The European Union has agreed to expand its effort in combating drug trafficking and violence in Central and South America, reports AFP. The region is a major center for drug transit and desperately needs help combating the growing business of selling and consumption.

"The EU has expressed solidarity and a readiness to help tackle the security situation" in the region, Czech Foreign Minister Jan Kohout, whose country holds the rotating EU presidency, told reporters.

European ministers discussed issues ranging from crime to development cooperation with counterparts from Mexico, Chile, Central American countries associated in the System for the Central American Integration (SICA) and South America's MERCOSUR.
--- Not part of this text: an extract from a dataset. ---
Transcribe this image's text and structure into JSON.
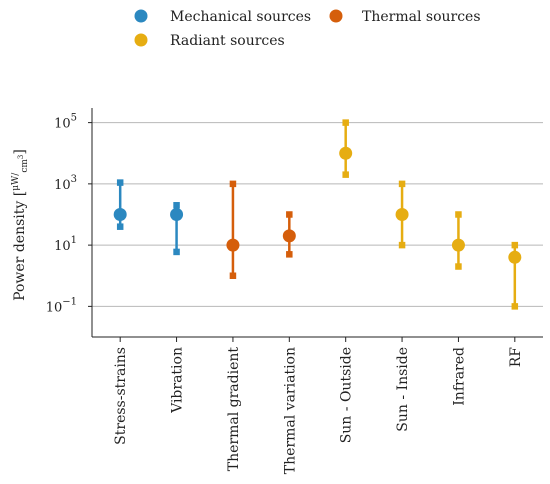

The EU feels the need to lend a hand in fighting the problem as most of the drugs that end up in Europe come from Latin America, explains Czech news service's Cesky Noviny.

Nicaraguan State Secretary Valdrak Jaetschke Whitaker told journalists today that Central America was not a direct producer of drugs, but it was a transit area between drug producers and their consumers from the EU and the USA.

The EU-Mexico Joint Council mentioned fight against narcotics and organised crime in a joint communique that stressed strategic partnership in many areas. Mexico and the EU consider fight against transnational organised criminal activities in all their forms a fundamental priority, the statement says.

This decision by the EU comes in the midst of the new US drug czar Gil Kerlikowske banishing the idea of a "war on drugs." In constrast to the EU, it Kerlikowske is ready to approch the country's drug problem with a more moderate approach, dealing with the problem as a matter of public health rather than criminal justice, as the Wall Street Journal reports.

In his first interview since being confirmed to head the White House Office of National Drug Control Policy, Gil Kerlikowske said Wednesday the bellicose analogy was a barrier to dealing with the nation's drug issues.

"Regardless of how you try to explain to people it's a 'war on drugs' or a 'war on a product,' people see a war as a war on them," he said. "We're not at war with people in this country."